Yesterday I intended to ask a number of companies for quotations for the monastery’s insurance and arrange for our car to have a mobile M.O.T. Nothing too strenuous, you see, to allow me to fulfil my monastic duties and deal with a backlog of correspondence. What I actually did was contact a number of builders regarding the urgent replacement of some windows, re-paint a laundry pulley, realise that the end of our financial year is almost upon us (so I’ll have to find a way of dealing with various reports) and performed a corporal work of mercy in the vegetable patch by watering some very dry plants. My guess is that most readers could identify with that in general, if not with the specifics. We are constantly having to drop what we think important in order to deal with the urgent. The secular-minded call it ‘going with the flow’, the more religiously-inclined tend to dignify it as responding to what God asks of us here and now.

Part of me agrees with that, of course. We must always be on the alert for what God is actually asking, rather than what we would like God to be asking; but, to be honest, there are times when we wish that God could have another agenda for us. Unfortunately, dwelling too long on the ‘if onlys’ of life tends to make us selfish. Most of us have more than enough to make us profoundly grateful. I know I do.
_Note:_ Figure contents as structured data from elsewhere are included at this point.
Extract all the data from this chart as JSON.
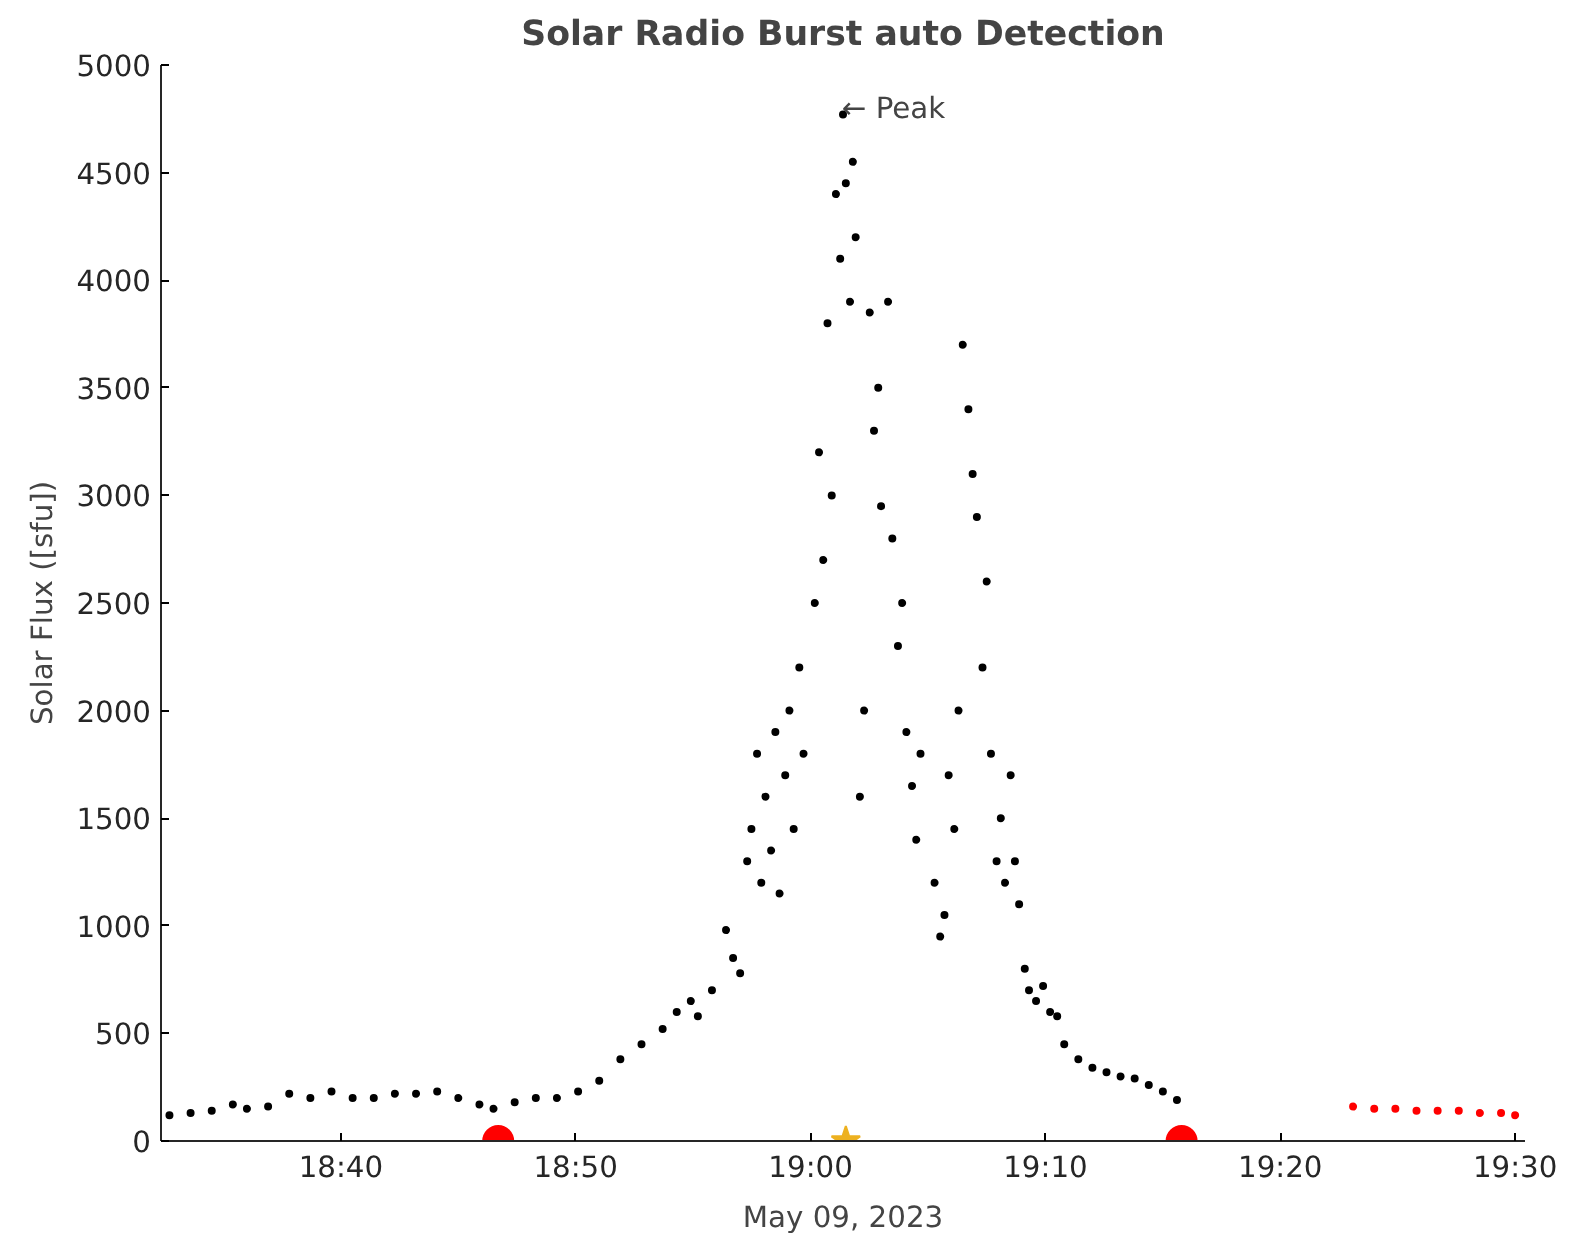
{
  "chart_data": {
    "type": "scatter",
    "title": "Solar Radio Burst auto Detection",
    "xlabel": "May 09, 2023",
    "ylabel": "Solar Flux ([sfu])",
    "xlim": [
      18.539,
      19.507
    ],
    "ylim": [
      0,
      5000
    ],
    "xticks": [
      {
        "value": 18.6667,
        "label": "18:40"
      },
      {
        "value": 18.8333,
        "label": "18:50"
      },
      {
        "value": 19.0,
        "label": "19:00"
      },
      {
        "value": 19.1667,
        "label": "19:10"
      },
      {
        "value": 19.3333,
        "label": "19:20"
      },
      {
        "value": 19.5,
        "label": "19:30"
      }
    ],
    "yticks": [
      0,
      500,
      1000,
      1500,
      2000,
      2500,
      3000,
      3500,
      4000,
      4500,
      5000
    ],
    "grid": false,
    "annotations": [
      {
        "text": "← Peak",
        "x": 19.025,
        "y": 4770
      }
    ],
    "series": [
      {
        "color": "#000000",
        "marker": "circle",
        "x": [
          18.545,
          18.56,
          18.575,
          18.59,
          18.6,
          18.615,
          18.63,
          18.645,
          18.66,
          18.675,
          18.69,
          18.705,
          18.72,
          18.735,
          18.75,
          18.765,
          18.775,
          18.79,
          18.805,
          18.82,
          18.835,
          18.85,
          18.865,
          18.88,
          18.895,
          18.905,
          18.915,
          18.92,
          18.93,
          18.94,
          18.945,
          18.95,
          18.955,
          18.958,
          18.962,
          18.965,
          18.968,
          18.972,
          18.975,
          18.978,
          18.982,
          18.985,
          18.988,
          18.992,
          18.995,
          19.003,
          19.006,
          19.009,
          19.012,
          19.015,
          19.018,
          19.021,
          19.023,
          19.025,
          19.028,
          19.03,
          19.032,
          19.035,
          19.038,
          19.042,
          19.045,
          19.048,
          19.05,
          19.055,
          19.058,
          19.062,
          19.065,
          19.068,
          19.072,
          19.075,
          19.078,
          19.088,
          19.092,
          19.095,
          19.098,
          19.102,
          19.105,
          19.108,
          19.112,
          19.115,
          19.118,
          19.122,
          19.125,
          19.128,
          19.132,
          19.135,
          19.138,
          19.142,
          19.145,
          19.148,
          19.152,
          19.155,
          19.16,
          19.165,
          19.17,
          19.175,
          19.18,
          19.19,
          19.2,
          19.21,
          19.22,
          19.23,
          19.24,
          19.25,
          19.26
        ],
        "values": [
          120,
          130,
          140,
          170,
          150,
          160,
          220,
          200,
          230,
          200,
          200,
          220,
          220,
          230,
          200,
          170,
          150,
          180,
          200,
          200,
          230,
          280,
          380,
          450,
          520,
          600,
          650,
          580,
          700,
          980,
          850,
          780,
          1300,
          1450,
          1800,
          1200,
          1600,
          1350,
          1900,
          1150,
          1700,
          2000,
          1450,
          2200,
          1800,
          2500,
          3200,
          2700,
          3800,
          3000,
          4400,
          4100,
          4770,
          4450,
          3900,
          4550,
          4200,
          1600,
          2000,
          3850,
          3300,
          3500,
          2950,
          3900,
          2800,
          2300,
          2500,
          1900,
          1650,
          1400,
          1800,
          1200,
          950,
          1050,
          1700,
          1450,
          2000,
          3700,
          3400,
          3100,
          2900,
          2200,
          2600,
          1800,
          1300,
          1500,
          1200,
          1700,
          1300,
          1100,
          800,
          700,
          650,
          720,
          600,
          580,
          450,
          380,
          340,
          320,
          300,
          290,
          260,
          230,
          190
        ]
      },
      {
        "color": "#ff0000",
        "marker": "circle",
        "x": [
          19.385,
          19.4,
          19.415,
          19.43,
          19.445,
          19.46,
          19.475,
          19.49,
          19.5
        ],
        "values": [
          160,
          150,
          150,
          140,
          140,
          140,
          130,
          130,
          120
        ]
      },
      {
        "color": "#ff0000",
        "marker": "circle",
        "x": [
          18.7783,
          19.2633
        ],
        "values": [
          0,
          0
        ]
      },
      {
        "color": "#edb120",
        "marker": "star",
        "x": [
          19.025
        ],
        "values": [
          0
        ]
      }
    ]
  }
}
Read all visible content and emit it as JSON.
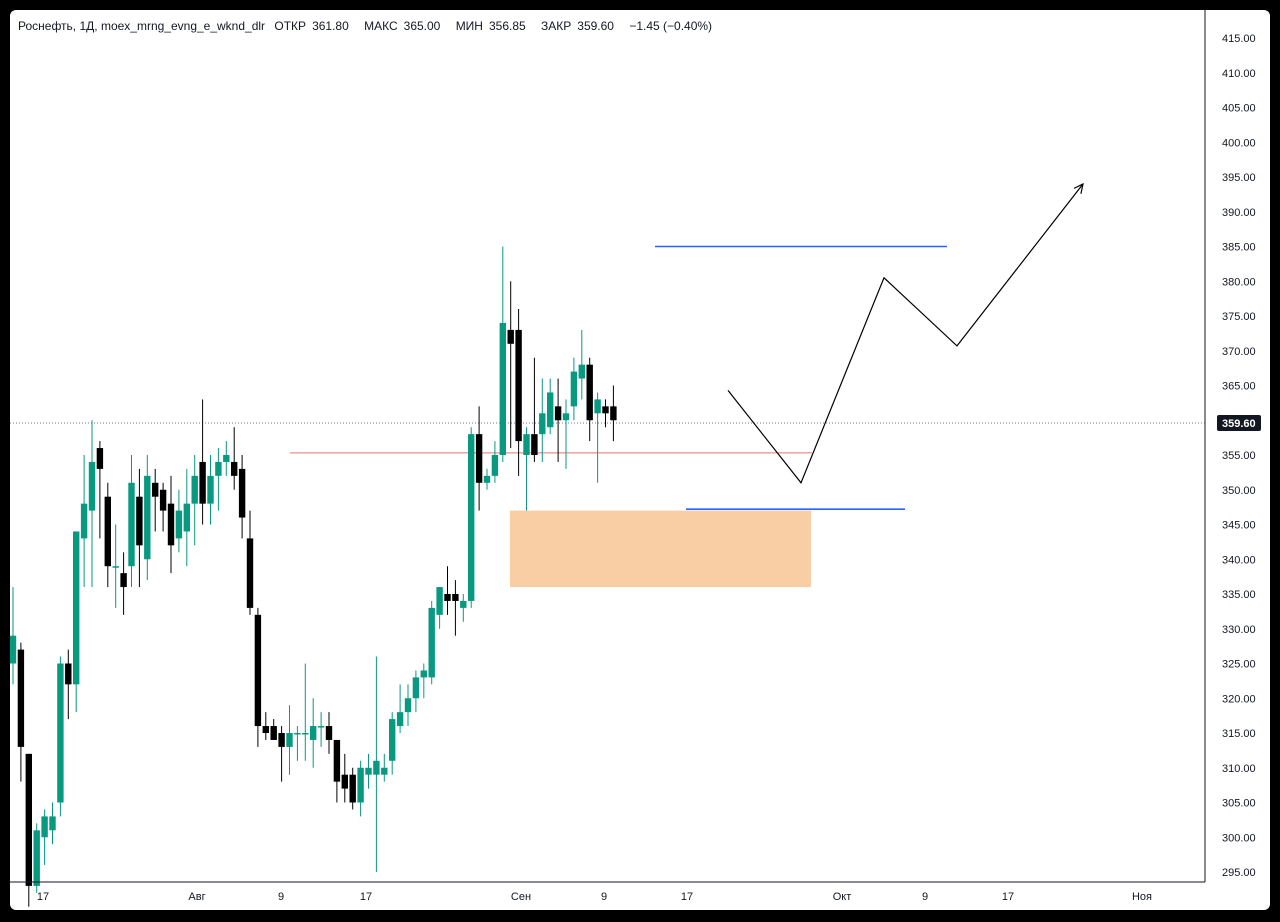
{
  "legend": {
    "symbol": "Роснефть, 1Д, moex_mrng_evng_e_wknd_dlr",
    "open_label": "ОТКР",
    "open": "361.80",
    "high_label": "МАКС",
    "high": "365.00",
    "low_label": "МИН",
    "low": "356.85",
    "close_label": "ЗАКР",
    "close": "359.60",
    "change": "−1.45 (−0.40%)"
  },
  "last_price_tag": "359.60",
  "colors": {
    "up": "#089981",
    "down": "#000000",
    "hline_blue": "#2962ff",
    "hline_red": "#e57373",
    "zone": "#f8c99a",
    "projection": "#000000",
    "grid_axis": "#131722"
  },
  "chart_data": {
    "type": "candlestick",
    "ylim": [
      293,
      419
    ],
    "y_ticks": [
      "295.00",
      "300.00",
      "305.00",
      "310.00",
      "315.00",
      "320.00",
      "325.00",
      "330.00",
      "335.00",
      "340.00",
      "345.00",
      "350.00",
      "355.00",
      "360.00",
      "365.00",
      "370.00",
      "375.00",
      "380.00",
      "385.00",
      "390.00",
      "395.00",
      "400.00",
      "405.00",
      "410.00",
      "415.00"
    ],
    "x_ticks": [
      "17",
      "Авг",
      "9",
      "17",
      "Сен",
      "9",
      "17",
      "Окт",
      "9",
      "17",
      "Ноя"
    ],
    "last_price": 359.6,
    "candles": [
      {
        "o": 325,
        "h": 336,
        "l": 322,
        "c": 329
      },
      {
        "o": 327,
        "h": 328,
        "l": 308,
        "c": 313
      },
      {
        "o": 312,
        "h": 312,
        "l": 290,
        "c": 293
      },
      {
        "o": 293,
        "h": 302,
        "l": 292,
        "c": 301
      },
      {
        "o": 300,
        "h": 304,
        "l": 296,
        "c": 303
      },
      {
        "o": 301,
        "h": 305,
        "l": 299,
        "c": 303
      },
      {
        "o": 305,
        "h": 326,
        "l": 303,
        "c": 325
      },
      {
        "o": 325,
        "h": 327,
        "l": 317,
        "c": 322
      },
      {
        "o": 322,
        "h": 344,
        "l": 318,
        "c": 344
      },
      {
        "o": 343,
        "h": 355,
        "l": 336,
        "c": 348
      },
      {
        "o": 347,
        "h": 360,
        "l": 336,
        "c": 354
      },
      {
        "o": 356,
        "h": 357,
        "l": 343,
        "c": 353
      },
      {
        "o": 349,
        "h": 351,
        "l": 336,
        "c": 339
      },
      {
        "o": 339,
        "h": 345,
        "l": 333,
        "c": 339
      },
      {
        "o": 338,
        "h": 341,
        "l": 332,
        "c": 336
      },
      {
        "o": 339,
        "h": 355,
        "l": 336,
        "c": 351
      },
      {
        "o": 349,
        "h": 353,
        "l": 336,
        "c": 342
      },
      {
        "o": 340,
        "h": 355,
        "l": 337,
        "c": 352
      },
      {
        "o": 351,
        "h": 353,
        "l": 344,
        "c": 349
      },
      {
        "o": 350,
        "h": 351,
        "l": 344,
        "c": 347
      },
      {
        "o": 348,
        "h": 352,
        "l": 338,
        "c": 342
      },
      {
        "o": 343,
        "h": 350,
        "l": 341,
        "c": 347
      },
      {
        "o": 344,
        "h": 353,
        "l": 339,
        "c": 348
      },
      {
        "o": 348,
        "h": 355,
        "l": 342,
        "c": 352
      },
      {
        "o": 354,
        "h": 363,
        "l": 345,
        "c": 348
      },
      {
        "o": 348,
        "h": 355,
        "l": 345,
        "c": 352
      },
      {
        "o": 352,
        "h": 356,
        "l": 347,
        "c": 354
      },
      {
        "o": 354,
        "h": 357,
        "l": 352,
        "c": 355
      },
      {
        "o": 354,
        "h": 359,
        "l": 350,
        "c": 352
      },
      {
        "o": 353,
        "h": 355,
        "l": 343,
        "c": 346
      },
      {
        "o": 343,
        "h": 347,
        "l": 332,
        "c": 333
      },
      {
        "o": 332,
        "h": 333,
        "l": 313,
        "c": 316
      },
      {
        "o": 316,
        "h": 318,
        "l": 314,
        "c": 315
      },
      {
        "o": 316,
        "h": 317,
        "l": 314,
        "c": 314
      },
      {
        "o": 315,
        "h": 316,
        "l": 308,
        "c": 313
      },
      {
        "o": 313,
        "h": 319,
        "l": 309,
        "c": 315
      },
      {
        "o": 315,
        "h": 316,
        "l": 311,
        "c": 315
      },
      {
        "o": 315,
        "h": 325,
        "l": 311,
        "c": 315
      },
      {
        "o": 314,
        "h": 320,
        "l": 310,
        "c": 316
      },
      {
        "o": 316,
        "h": 318,
        "l": 313,
        "c": 316
      },
      {
        "o": 316,
        "h": 318,
        "l": 312,
        "c": 314
      },
      {
        "o": 314,
        "h": 314,
        "l": 305,
        "c": 308
      },
      {
        "o": 309,
        "h": 312,
        "l": 305,
        "c": 307
      },
      {
        "o": 309,
        "h": 310,
        "l": 304,
        "c": 305
      },
      {
        "o": 305,
        "h": 311,
        "l": 303,
        "c": 310
      },
      {
        "o": 309,
        "h": 312,
        "l": 307,
        "c": 310
      },
      {
        "o": 309,
        "h": 326,
        "l": 295,
        "c": 311
      },
      {
        "o": 309,
        "h": 312,
        "l": 308,
        "c": 310
      },
      {
        "o": 311,
        "h": 318,
        "l": 309,
        "c": 317
      },
      {
        "o": 316,
        "h": 322,
        "l": 315,
        "c": 318
      },
      {
        "o": 318,
        "h": 322,
        "l": 316,
        "c": 320
      },
      {
        "o": 320,
        "h": 324,
        "l": 318,
        "c": 323
      },
      {
        "o": 323,
        "h": 325,
        "l": 320,
        "c": 324
      },
      {
        "o": 323,
        "h": 334,
        "l": 322,
        "c": 333
      },
      {
        "o": 332,
        "h": 336,
        "l": 330,
        "c": 336
      },
      {
        "o": 335,
        "h": 339,
        "l": 332,
        "c": 334
      },
      {
        "o": 335,
        "h": 337,
        "l": 329,
        "c": 334
      },
      {
        "o": 333,
        "h": 335,
        "l": 331,
        "c": 334
      },
      {
        "o": 334,
        "h": 359,
        "l": 333,
        "c": 358
      },
      {
        "o": 358,
        "h": 362,
        "l": 347,
        "c": 351
      },
      {
        "o": 351,
        "h": 353,
        "l": 350,
        "c": 352
      },
      {
        "o": 352,
        "h": 357,
        "l": 351,
        "c": 355
      },
      {
        "o": 355,
        "h": 385,
        "l": 354,
        "c": 374
      },
      {
        "o": 373,
        "h": 380,
        "l": 356,
        "c": 371
      },
      {
        "o": 373,
        "h": 376,
        "l": 352,
        "c": 357
      },
      {
        "o": 355,
        "h": 359,
        "l": 347,
        "c": 358
      },
      {
        "o": 358,
        "h": 369,
        "l": 354,
        "c": 355
      },
      {
        "o": 358,
        "h": 366,
        "l": 354,
        "c": 361
      },
      {
        "o": 359,
        "h": 366,
        "l": 358,
        "c": 364
      },
      {
        "o": 362,
        "h": 366,
        "l": 354,
        "c": 360
      },
      {
        "o": 360,
        "h": 363,
        "l": 353,
        "c": 361
      },
      {
        "o": 362,
        "h": 369,
        "l": 360,
        "c": 367
      },
      {
        "o": 366,
        "h": 373,
        "l": 363,
        "c": 368
      },
      {
        "o": 368,
        "h": 369,
        "l": 357,
        "c": 360
      },
      {
        "o": 361,
        "h": 364,
        "l": 351,
        "c": 363
      },
      {
        "o": 362,
        "h": 363,
        "l": 359,
        "c": 361
      },
      {
        "o": 362,
        "h": 365,
        "l": 357,
        "c": 360
      }
    ],
    "drawings": {
      "resistance_line": 385,
      "support_line": 347.2,
      "red_line": 355.3,
      "zone": [
        336,
        347
      ],
      "projection": [
        [
          364.5,
          351
        ],
        [
          380.5,
          370.7
        ],
        [
          394,
          394
        ]
      ]
    }
  }
}
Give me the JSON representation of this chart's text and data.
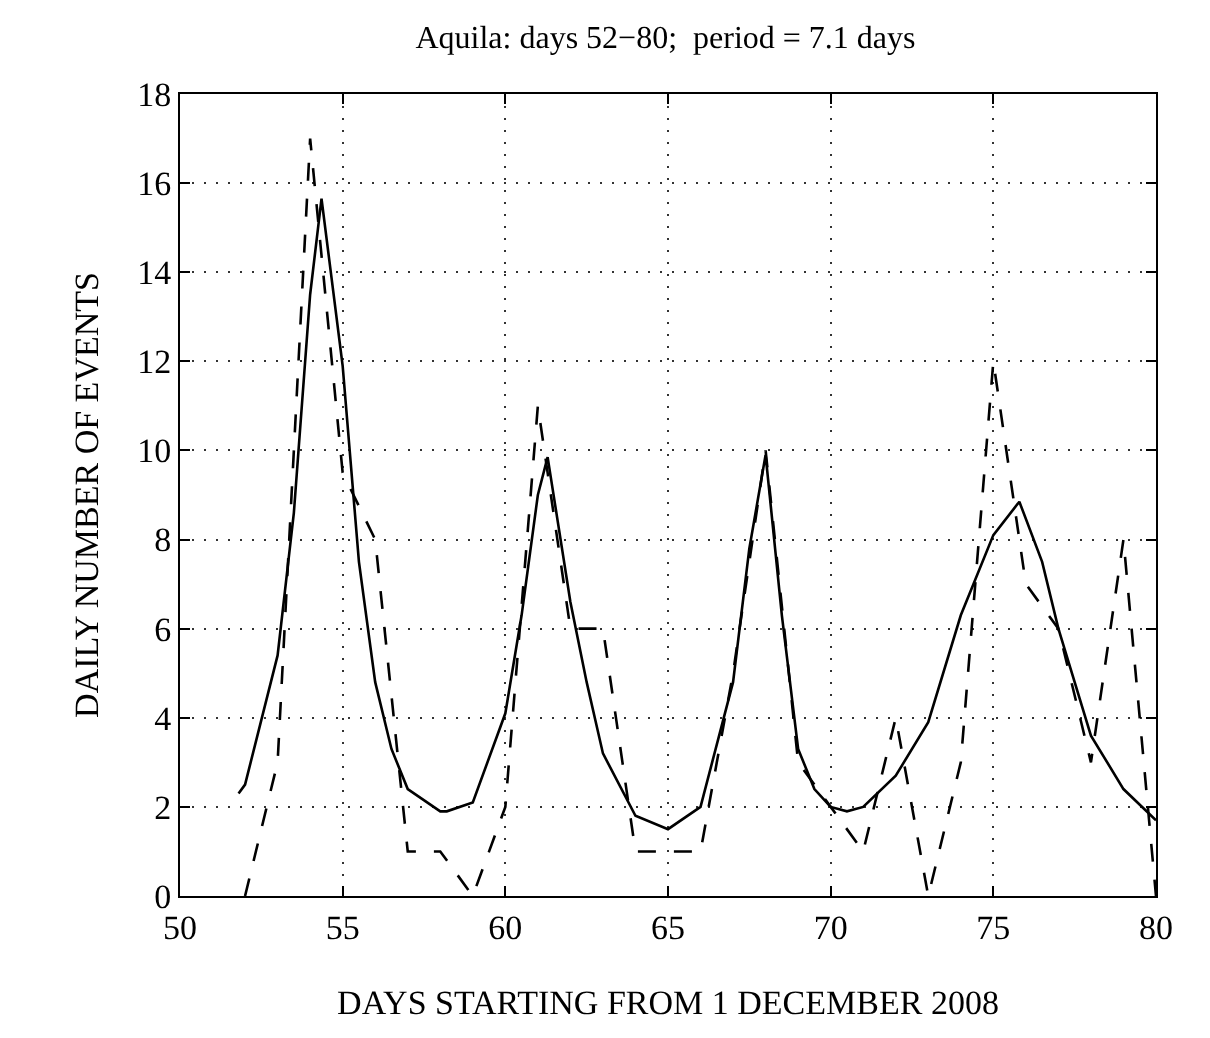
{
  "chart_data": {
    "type": "line",
    "title": "Aquila: days 52−80;  period = 7.1 days",
    "xlabel": "DAYS STARTING FROM 1 DECEMBER 2008",
    "ylabel": "DAILY NUMBER OF EVENTS",
    "xlim": [
      50,
      80
    ],
    "xticks": [
      50,
      55,
      60,
      65,
      70,
      75,
      80
    ],
    "ylim": [
      0,
      18
    ],
    "yticks": [
      0,
      2,
      4,
      6,
      8,
      10,
      12,
      14,
      16,
      18
    ],
    "grid": true,
    "marker": "none",
    "series": [
      {
        "color": "#000000",
        "line_style": "dashed",
        "x": [
          52,
          53,
          54,
          55,
          56,
          57,
          58,
          59,
          60,
          61,
          62,
          63,
          64,
          65,
          66,
          67,
          68,
          69,
          70,
          71,
          72,
          73,
          74,
          75,
          76,
          77,
          78,
          79,
          80
        ],
        "values": [
          0,
          3,
          17,
          9.5,
          8,
          1,
          1,
          0,
          2,
          11,
          6,
          6,
          1,
          1,
          1,
          5,
          10,
          3,
          2,
          1,
          4,
          0,
          3,
          12,
          7,
          6,
          3,
          8,
          0
        ]
      },
      {
        "color": "#000000",
        "line_style": "solid",
        "x": [
          51.8,
          52,
          53,
          53.5,
          54,
          54.35,
          55,
          55.5,
          56,
          56.5,
          57,
          58,
          58.2,
          59,
          60,
          60.5,
          61,
          61.3,
          62,
          62.5,
          63,
          64,
          65,
          66,
          67,
          67.5,
          68,
          68.5,
          69,
          69.5,
          70,
          70.5,
          71,
          72,
          73,
          74,
          75,
          75.8,
          76.5,
          77,
          78,
          79,
          80
        ],
        "values": [
          2.3,
          2.5,
          5.4,
          8.6,
          13.5,
          15.65,
          11.9,
          7.5,
          4.8,
          3.3,
          2.4,
          1.9,
          1.9,
          2.1,
          4.1,
          6.3,
          9,
          9.85,
          6.6,
          4.8,
          3.2,
          1.8,
          1.5,
          2,
          4.8,
          7.8,
          9.9,
          6.3,
          3.3,
          2.4,
          2,
          1.9,
          2,
          2.7,
          3.9,
          6.3,
          8.1,
          8.85,
          7.5,
          6,
          3.6,
          2.4,
          1.7
        ]
      }
    ]
  }
}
This morning, as I contemplated my trifling irritations, I was chastened by the thought of what others are suffering: those bewildered by grief; those living in poverty; those who don’t have any security whatsoever. Going with the flow is fine, but it would be an immense pity if it made us indifferent to others or lessened our sense of gratitude for the blessings we enjoy. An obvious thought, perhaps, but we can’t always be deep, can we?


2 thoughts on “On Going With The Flow”

  1. So refreshing to read. Thank you. You are a nun, and I’m just me, and yet God seems to give each of us difficult agendas, (or should it be agendae?). He must have a good sense of humour. So let’s look up, smile, pray for each other… and get on with it…!

  2. Dear Sister Catherine,
    As they say, there is always someone worse off than oneself. The sadness of life is that there are so many disadvantaged, dispossessed, deprived and disabled people throughout the world who need help but never get it. Our dear Lord loves them no less than ourselves, but looks to those who can to help those who can’t. In this, the energy dissipated on Brexit, wars, hatred and self absorption could and should be devoted to helping those in need.
    Keep spreading the faith for as long as you can and we will try to do our best on your behalf.